Reid Porter | porterr@api.org | 202.682.8114



DENVER, February 8, 2017 – Colorado Petroleum Council (CPC) Executive Director Tracee Bentley and American Petroleum Institute (API) Chief Economist Erica Bowman today delivered a presentation on the economics of oil and natural gas benefits to Colorado consumers and economy before the Joint Senate Agriculture, Natural Resources and Energy and House Transportation and Energy committees.

“Colorado has a long history of energy development and leading the way on environmental stewardship,” Bentley said. “Together, this leadership has helped to disprove, conclusively, the long held assumption that leading the world in the production and refining of oil and natural gas is incompatible with an improving environment. Colorado no longer has to choose between more energy and a cleaner environment. Nationally, the United States has dramatically increased energy production and use while U.S. carbon emissions are down to 25 year lows.”

According to the EIA, in the first 6 months of 2016, carbon emissions from electricity generation were at their lowest point in 25 years even as electricity demand continues to rise, due largely to greater use of natural gas – now our nation’s largest fuel source for electricity. Thanks to America’s world class refineries and more fuel-efficient vehicles, U.S. air pollutants have fallen by 70 percent since 1970, even as vehicle miles travelled have increased by more than 170 percent. Further, thanks in part to the successes achieved by Colorado’s production and existing regulations combined with the increased use of domestic natural gas, ozone concentrations in the air have dropped by 17 percent since 2000; all of which makes the United States not just an energy superpower, but also a global emissions reduction leader.

“Our success was achieved through private sector innovation and investment,” Bowman said. “The oil and natural gas industry’s innovation in the decades-old technique of hydraulic fracturing, paired with horizontal drilling, is the driving force for the American energy revolution and opportunities for economic prosperity for Colorado.

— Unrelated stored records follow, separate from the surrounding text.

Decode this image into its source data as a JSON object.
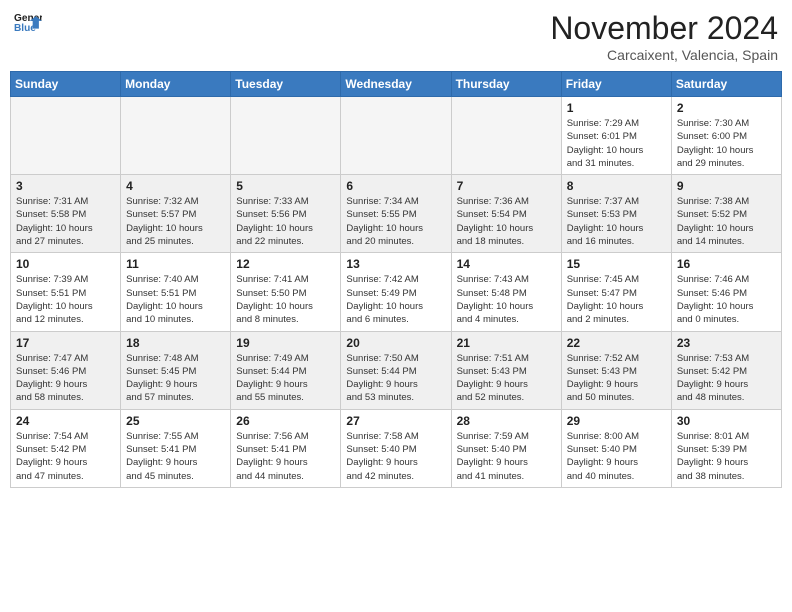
{
  "header": {
    "logo_line1": "General",
    "logo_line2": "Blue",
    "month_title": "November 2024",
    "location": "Carcaixent, Valencia, Spain"
  },
  "weekdays": [
    "Sunday",
    "Monday",
    "Tuesday",
    "Wednesday",
    "Thursday",
    "Friday",
    "Saturday"
  ],
  "weeks": [
    [
      {
        "day": "",
        "info": ""
      },
      {
        "day": "",
        "info": ""
      },
      {
        "day": "",
        "info": ""
      },
      {
        "day": "",
        "info": ""
      },
      {
        "day": "",
        "info": ""
      },
      {
        "day": "1",
        "info": "Sunrise: 7:29 AM\nSunset: 6:01 PM\nDaylight: 10 hours\nand 31 minutes."
      },
      {
        "day": "2",
        "info": "Sunrise: 7:30 AM\nSunset: 6:00 PM\nDaylight: 10 hours\nand 29 minutes."
      }
    ],
    [
      {
        "day": "3",
        "info": "Sunrise: 7:31 AM\nSunset: 5:58 PM\nDaylight: 10 hours\nand 27 minutes."
      },
      {
        "day": "4",
        "info": "Sunrise: 7:32 AM\nSunset: 5:57 PM\nDaylight: 10 hours\nand 25 minutes."
      },
      {
        "day": "5",
        "info": "Sunrise: 7:33 AM\nSunset: 5:56 PM\nDaylight: 10 hours\nand 22 minutes."
      },
      {
        "day": "6",
        "info": "Sunrise: 7:34 AM\nSunset: 5:55 PM\nDaylight: 10 hours\nand 20 minutes."
      },
      {
        "day": "7",
        "info": "Sunrise: 7:36 AM\nSunset: 5:54 PM\nDaylight: 10 hours\nand 18 minutes."
      },
      {
        "day": "8",
        "info": "Sunrise: 7:37 AM\nSunset: 5:53 PM\nDaylight: 10 hours\nand 16 minutes."
      },
      {
        "day": "9",
        "info": "Sunrise: 7:38 AM\nSunset: 5:52 PM\nDaylight: 10 hours\nand 14 minutes."
      }
    ],
    [
      {
        "day": "10",
        "info": "Sunrise: 7:39 AM\nSunset: 5:51 PM\nDaylight: 10 hours\nand 12 minutes."
      },
      {
        "day": "11",
        "info": "Sunrise: 7:40 AM\nSunset: 5:51 PM\nDaylight: 10 hours\nand 10 minutes."
      },
      {
        "day": "12",
        "info": "Sunrise: 7:41 AM\nSunset: 5:50 PM\nDaylight: 10 hours\nand 8 minutes."
      },
      {
        "day": "13",
        "info": "Sunrise: 7:42 AM\nSunset: 5:49 PM\nDaylight: 10 hours\nand 6 minutes."
      },
      {
        "day": "14",
        "info": "Sunrise: 7:43 AM\nSunset: 5:48 PM\nDaylight: 10 hours\nand 4 minutes."
      },
      {
        "day": "15",
        "info": "Sunrise: 7:45 AM\nSunset: 5:47 PM\nDaylight: 10 hours\nand 2 minutes."
      },
      {
        "day": "16",
        "info": "Sunrise: 7:46 AM\nSunset: 5:46 PM\nDaylight: 10 hours\nand 0 minutes."
      }
    ],
    [
      {
        "day": "17",
        "info": "Sunrise: 7:47 AM\nSunset: 5:46 PM\nDaylight: 9 hours\nand 58 minutes."
      },
      {
        "day": "18",
        "info": "Sunrise: 7:48 AM\nSunset: 5:45 PM\nDaylight: 9 hours\nand 57 minutes."
      },
      {
        "day": "19",
        "info": "Sunrise: 7:49 AM\nSunset: 5:44 PM\nDaylight: 9 hours\nand 55 minutes."
      },
      {
        "day": "20",
        "info": "Sunrise: 7:50 AM\nSunset: 5:44 PM\nDaylight: 9 hours\nand 53 minutes."
      },
      {
        "day": "21",
        "info": "Sunrise: 7:51 AM\nSunset: 5:43 PM\nDaylight: 9 hours\nand 52 minutes."
      },
      {
        "day": "22",
        "info": "Sunrise: 7:52 AM\nSunset: 5:43 PM\nDaylight: 9 hours\nand 50 minutes."
      },
      {
        "day": "23",
        "info": "Sunrise: 7:53 AM\nSunset: 5:42 PM\nDaylight: 9 hours\nand 48 minutes."
      }
    ],
    [
      {
        "day": "24",
        "info": "Sunrise: 7:54 AM\nSunset: 5:42 PM\nDaylight: 9 hours\nand 47 minutes."
      },
      {
        "day": "25",
        "info": "Sunrise: 7:55 AM\nSunset: 5:41 PM\nDaylight: 9 hours\nand 45 minutes."
      },
      {
        "day": "26",
        "info": "Sunrise: 7:56 AM\nSunset: 5:41 PM\nDaylight: 9 hours\nand 44 minutes."
      },
      {
        "day": "27",
        "info": "Sunrise: 7:58 AM\nSunset: 5:40 PM\nDaylight: 9 hours\nand 42 minutes."
      },
      {
        "day": "28",
        "info": "Sunrise: 7:59 AM\nSunset: 5:40 PM\nDaylight: 9 hours\nand 41 minutes."
      },
      {
        "day": "29",
        "info": "Sunrise: 8:00 AM\nSunset: 5:40 PM\nDaylight: 9 hours\nand 40 minutes."
      },
      {
        "day": "30",
        "info": "Sunrise: 8:01 AM\nSunset: 5:39 PM\nDaylight: 9 hours\nand 38 minutes."
      }
    ]
  ]
}
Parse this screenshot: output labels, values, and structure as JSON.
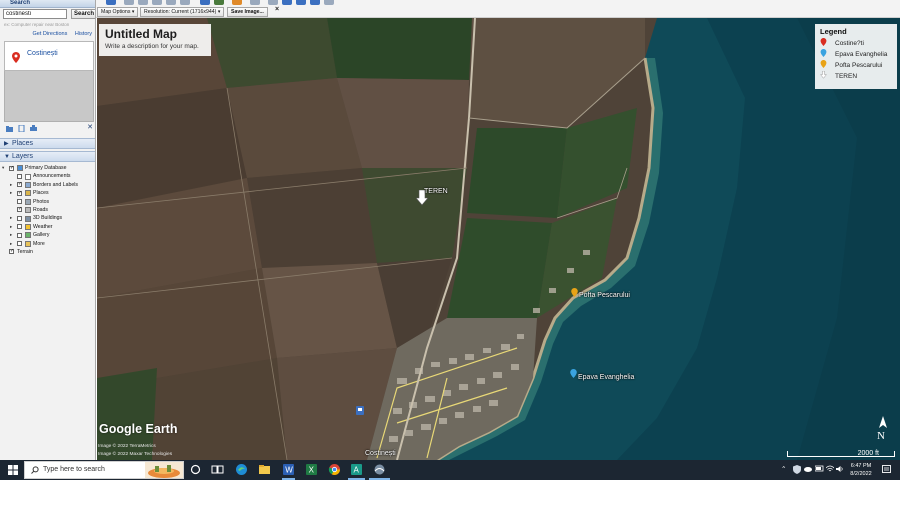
{
  "sidebar": {
    "search_header": "Search",
    "search_input": "costinesti",
    "search_button": "Search",
    "hint": "ex: Computer repair near Boston",
    "get_directions": "Get Directions",
    "history": "History",
    "result_label": "Costinești",
    "places_title": "Places",
    "layers_title": "Layers",
    "layers": [
      {
        "label": "Primary Database",
        "checked": true,
        "expand": "▾",
        "icon": "globe-icon",
        "indent": 0
      },
      {
        "label": "Announcements",
        "checked": false,
        "expand": "",
        "icon": "envelope-icon",
        "indent": 1
      },
      {
        "label": "Borders and Labels",
        "checked": true,
        "expand": "▸",
        "icon": "flag-icon",
        "indent": 1
      },
      {
        "label": "Places",
        "checked": true,
        "expand": "▸",
        "icon": "places-icon",
        "indent": 1
      },
      {
        "label": "Photos",
        "checked": false,
        "expand": "",
        "icon": "camera-icon",
        "indent": 1
      },
      {
        "label": "Roads",
        "checked": true,
        "expand": "",
        "icon": "road-icon",
        "indent": 1
      },
      {
        "label": "3D Buildings",
        "checked": false,
        "expand": "▸",
        "icon": "buildings-icon",
        "indent": 1
      },
      {
        "label": "Weather",
        "checked": false,
        "expand": "▸",
        "icon": "sun-icon",
        "indent": 1
      },
      {
        "label": "Gallery",
        "checked": false,
        "expand": "▸",
        "icon": "gallery-icon",
        "indent": 1
      },
      {
        "label": "More",
        "checked": false,
        "expand": "▸",
        "icon": "folder-icon",
        "indent": 1
      },
      {
        "label": "Terrain",
        "checked": true,
        "expand": "",
        "icon": "",
        "indent": 0
      }
    ]
  },
  "toolbar": {
    "map_options": "Map Options",
    "resolution": "Resolution: Current (1716x944)",
    "save_image": "Save Image...",
    "close": "×"
  },
  "map": {
    "title": "Untitled Map",
    "description": "Write a description for your map.",
    "legend_title": "Legend",
    "legend_items": [
      {
        "label": "Costine?ti",
        "color": "#d92d20",
        "icon": "pin-icon"
      },
      {
        "label": "Epava Evanghelia",
        "color": "#3aa3e0",
        "icon": "pin-icon"
      },
      {
        "label": "Pofta Pescarului",
        "color": "#e8a317",
        "icon": "pin-icon"
      },
      {
        "label": "TEREN",
        "color": "#ffffff",
        "icon": "arrow-icon"
      }
    ],
    "labels": {
      "teren": "TEREN",
      "pofta": "Pofta Pescarului",
      "epava": "Epava Evanghelia",
      "town": "Costinești"
    },
    "brand": "Google Earth",
    "credit1": "Image © 2022 TerraMetrics",
    "credit2": "Image © 2022 Maxar Technologies",
    "scale": "2000 ft",
    "compass": "N"
  },
  "taskbar": {
    "search_placeholder": "Type here to search",
    "time": "6:47 PM",
    "date": "8/2/2022"
  },
  "colors": {
    "taskbar": "#1c2632",
    "sea": "#0e4a57",
    "field_brown": "#5c4a3c",
    "field_green": "#2f4a2c"
  }
}
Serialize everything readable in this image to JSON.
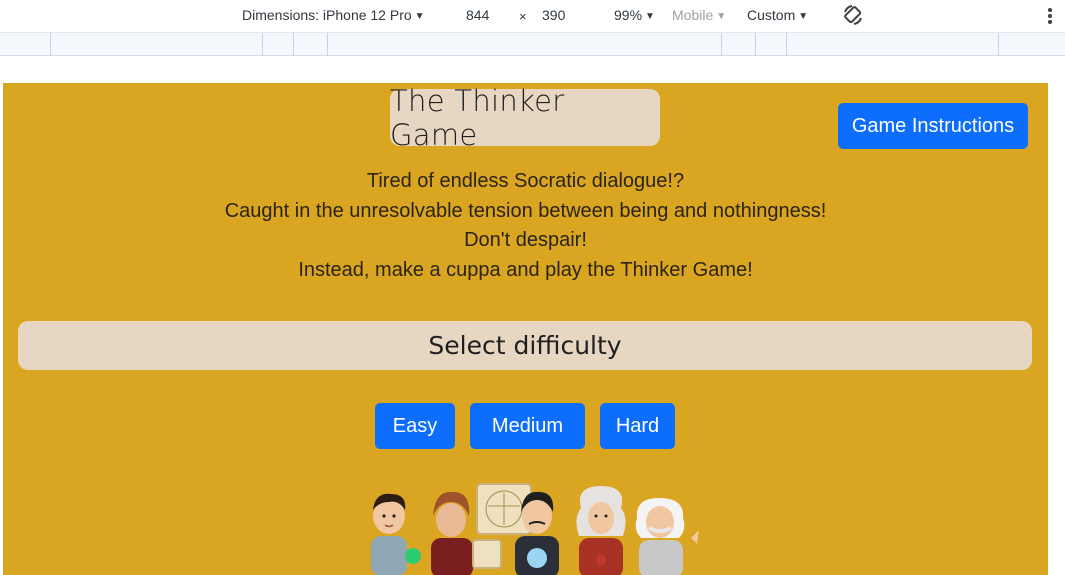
{
  "devtools": {
    "dimensions_label": "Dimensions: iPhone 12 Pro",
    "width_value": "844",
    "times_symbol": "×",
    "height_value": "390",
    "zoom_value": "99%",
    "mode_label": "Mobile",
    "throttle_label": "Custom",
    "icons": [
      "caret-down-icon",
      "rotate-icon",
      "more-vert-icon"
    ]
  },
  "game": {
    "title": "The Thinker Game",
    "instructions_button": "Game Instructions",
    "intro_lines": [
      "Tired of endless Socratic dialogue!?",
      "Caught in the unresolvable tension between being and nothingness!",
      "Don't despair!",
      "Instead, make a cuppa and play the Thinker Game!"
    ],
    "difficulty_heading": "Select difficulty",
    "difficulty_buttons": [
      "Easy",
      "Medium",
      "Hard"
    ]
  },
  "colors": {
    "page_background": "#daa520",
    "panel_background": "#e6d6c2",
    "button_primary": "#0d6efd"
  }
}
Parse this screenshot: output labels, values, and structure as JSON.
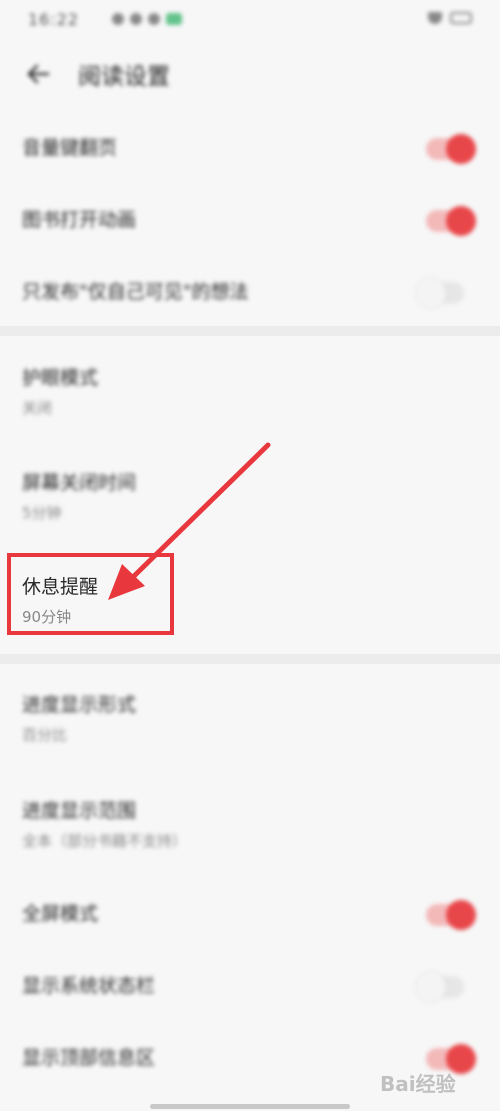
{
  "status": {
    "time": "16:22"
  },
  "header": {
    "title": "阅读设置"
  },
  "group1": [
    {
      "label": "音量键翻页",
      "toggle": true
    },
    {
      "label": "图书打开动画",
      "toggle": true
    },
    {
      "label": "只发布\"仅自己可见\"的想法",
      "toggle": false
    }
  ],
  "group2": [
    {
      "label": "护眼模式",
      "sub": "关闭"
    },
    {
      "label": "屏幕关闭时间",
      "sub": "5分钟"
    },
    {
      "label": "休息提醒",
      "sub": "90分钟"
    }
  ],
  "group3": [
    {
      "label": "进度显示形式",
      "sub": "百分比"
    },
    {
      "label": "进度显示范围",
      "sub": "全本（部分书籍不支持）"
    },
    {
      "label": "全屏模式",
      "toggle": true
    },
    {
      "label": "显示系统状态栏",
      "toggle": false
    },
    {
      "label": "显示顶部信息区",
      "toggle": true
    }
  ],
  "watermark": "Bai经验",
  "colors": {
    "accent": "#e8474a",
    "highlight": "#e8383d"
  }
}
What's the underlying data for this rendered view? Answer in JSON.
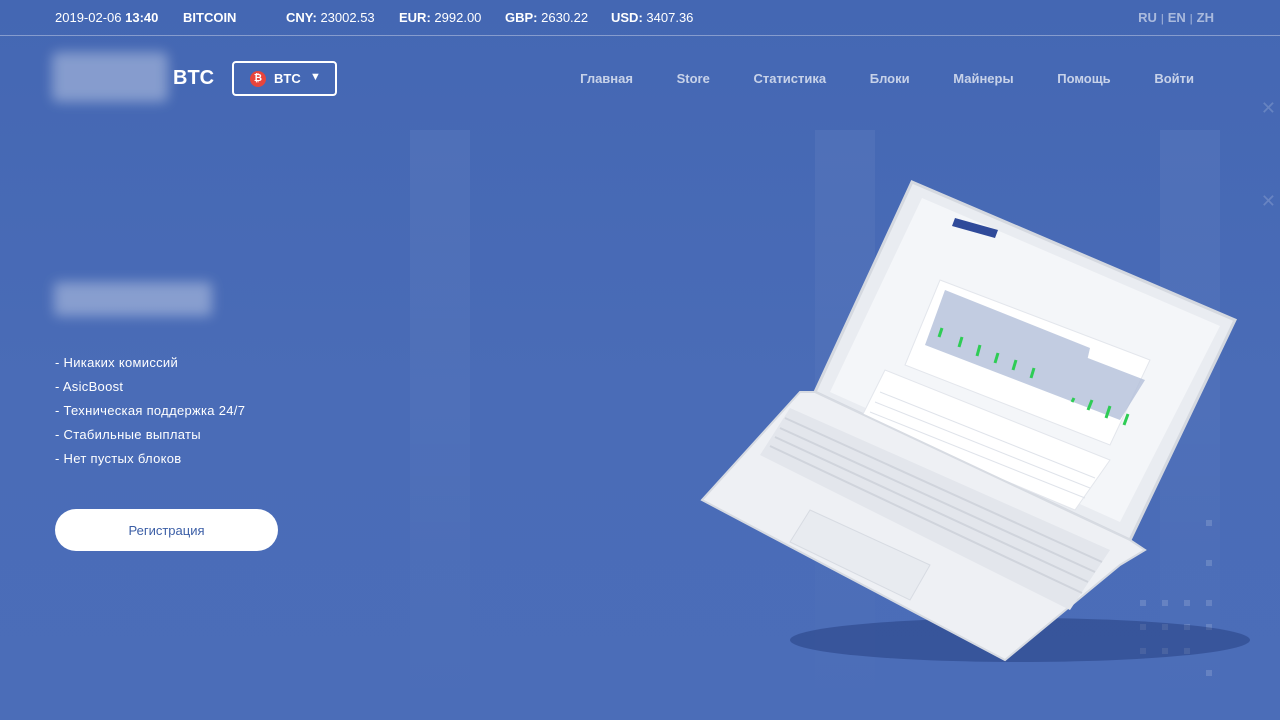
{
  "ticker": {
    "date": "2019-02-06",
    "time": "13:40",
    "coin": "BITCOIN",
    "rates": [
      {
        "label": "CNY:",
        "value": "23002.53"
      },
      {
        "label": "EUR:",
        "value": "2992.00"
      },
      {
        "label": "GBP:",
        "value": "2630.22"
      },
      {
        "label": "USD:",
        "value": "3407.36"
      }
    ]
  },
  "languages": [
    "RU",
    "EN",
    "ZH"
  ],
  "header": {
    "logo_text": "BTC",
    "coin_select": {
      "label": "BTC",
      "icon": "bitcoin-icon",
      "icon_color": "#e8453c"
    },
    "nav": [
      "Главная",
      "Store",
      "Статистика",
      "Блоки",
      "Майнеры",
      "Помощь",
      "Войти"
    ]
  },
  "hero": {
    "features": [
      "- Никаких комиссий",
      "- AsicBoost",
      "- Техническая поддержка 24/7",
      "- Стабильные выплаты",
      "- Нет пустых блоков"
    ],
    "register_label": "Регистрация"
  },
  "colors": {
    "background": "#4467b3",
    "button_text": "#3b5ea6",
    "accent_green": "#2ecc55"
  }
}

“As the world oil and natural gas markets rebalance, taking into account U.S. production efficiency and affordability, the oil and natural gas industry stands ready to work with Colorado’s elected leaders at all levels of government to ensure that Colorado consumers continue to benefit from affordable, Colorado-produced, domestic energy.”

CPC is a division of API, which represents all segments of America’s oil and natural gas industry. Its more than 625 members produce, process, and distribute most of the nation’s energy. The industry also supports 9.8 million U.S. jobs and 8 percent of the U.S. economy.